62 yaşındaki R.K. güvencesizlikten yakınırken ne zamandan beri bu işi yaptığını anımsayamadı. R.K, “Bu işe başladığımda askere bile gitmemiştim. Sekiz çocuğum var. Burada güvencesiz bir şekilde çalışarak kim geçinebilir ki...”
Hacı Altuntaş
"YARI AÇ YARI TOKUZ"
Sohbet sırasında C.A. lafa girerek güvencesiz çalışma ve düşük ücretlerden yakındı. C.A, “Günlük yevmiyemiz 200-300 lira, bir yemek yemeye kalksan o paralara çıkıyor zaten. Esnaf lokantalarında az kuru, az çorba, az pilav yiyoruz. Yarı aç yarı tok çalışıyoruz. Masraf olmasın diye su içmeye dahi korkuyoruz” diyor.
"ÇALIŞIP BORÇLANIYORUM"
45 yaşındaki Mehmet Yıldız ise Covid-19 salgınından sonra işlerin daha da kötüye gittiğini söyledi. Yıldız yaşadıklarını şu sözlerle ifade etti:
“Hayat şartları aldı başını gitti. Eskiden bir baba çalışarak beş kişilik aileye bakabiliyordu, şimdi beş kişi çalışsa bir evi geçindiremiyor. Burada hem çalışıp hem borçlanıyorum. Bu durum ne zamana kadar böyle gidecek bilmiyorum. Siyasetçilerden tek beklentim dürüst siyaset yapmalarıdır.”

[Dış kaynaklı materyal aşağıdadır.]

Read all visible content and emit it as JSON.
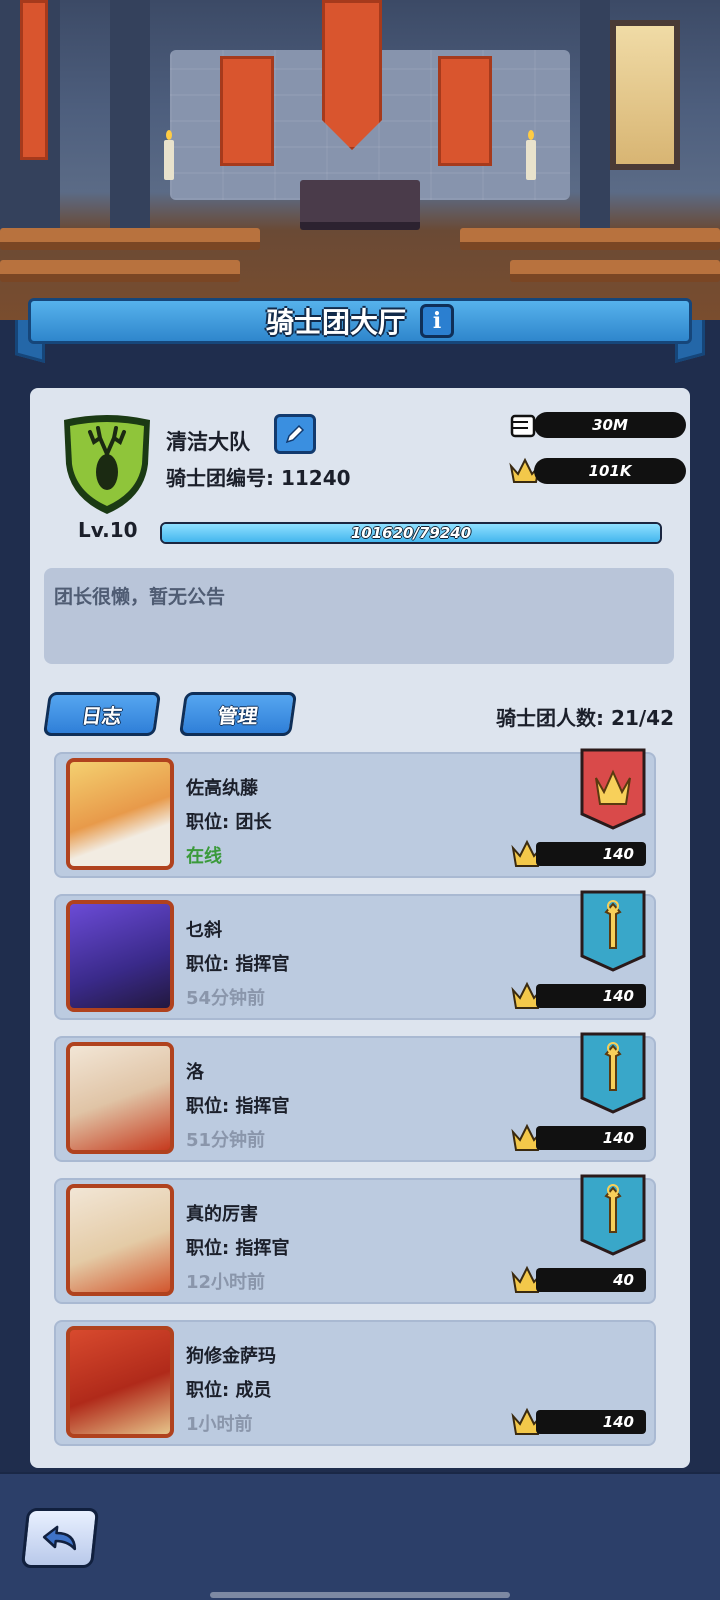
{
  "header": {
    "title": "骑士团大厅",
    "info_icon": "i"
  },
  "guild": {
    "name": "清洁大队",
    "id_label": "骑士团编号: 11240",
    "level": "Lv.10",
    "exp_text": "101620/79240",
    "exp_fraction": 1.0,
    "power": "30M",
    "crown_score": "101K",
    "emblem": "stag-shield-icon",
    "announcement": "团长很懒，暂无公告"
  },
  "tabs": {
    "log": "日志",
    "manage": "管理"
  },
  "member_count": "骑士团人数: 21/42",
  "members": [
    {
      "name": "佐高纨藤",
      "role": "职位: 团长",
      "status": "在线",
      "online": true,
      "score": "140",
      "rank_icon": "trident-crown-banner-icon",
      "rank_color": "#d94a4a"
    },
    {
      "name": "乜斜",
      "role": "职位: 指挥官",
      "status": "54分钟前",
      "online": false,
      "score": "140",
      "rank_icon": "sword-banner-icon",
      "rank_color": "#39a7c9"
    },
    {
      "name": "洛",
      "role": "职位: 指挥官",
      "status": "51分钟前",
      "online": false,
      "score": "140",
      "rank_icon": "sword-banner-icon",
      "rank_color": "#39a7c9"
    },
    {
      "name": "真的厉害",
      "role": "职位: 指挥官",
      "status": "12小时前",
      "online": false,
      "score": "40",
      "rank_icon": "sword-banner-icon",
      "rank_color": "#39a7c9"
    },
    {
      "name": "狗修金萨玛",
      "role": "职位: 成员",
      "status": "1小时前",
      "online": false,
      "score": "140",
      "rank_icon": "",
      "rank_color": ""
    }
  ],
  "colors": {
    "online": "#3a9a3a",
    "offline": "#8a96ab",
    "accent": "#2f86cc"
  }
}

"ÖĞÜNLERİMİZ HİÇ BÜYÜMEDİ Kİ..."
38 yaşındaki Arif Can 12 yıldır hamallık yaptığını söyleyerek konuşmaya dahil oldu. Can, “6 çocuğum var, evim kira. Eminönü’nden Samatya’ya yürüyerek yük götürüyoruz. Kar yağsa da gidiyoruz çamur olsa da... Ne girecek bir yerimiz ne de ısınacak bir yerimiz var” diye ekliyor. Tüccarların taşıma ücreti için pazarlık yapmasından şikâyet eden Can, “Pazarlık yapıyorlar. Çuvallarının ağırlığını bilmiyorlar. İtiraz da edemiyorsun” dedi.
Tüketim ürünlerine gelen zamlara tepki gösteren Can, “Hayat çok zor. Pazara gitmeye korkar olduk. Sebzenin meyvenin fiyatına bir bakın, her şey pahalı. Bizim çocuklarımızın meyve yemeye hakkı yok mu? İnsan pazara gitmeye korkar mı? Burada akşama kadar sırtımızda kilolarca yük taşıyoruz, pazar poşetlerimiz bile dolmuyor. Yetkililer çıkıyor öğünlerinizi biraz küçültün diyor. Bizim öğünlerimiz hiç büyümedi ki” diye yakınıyor.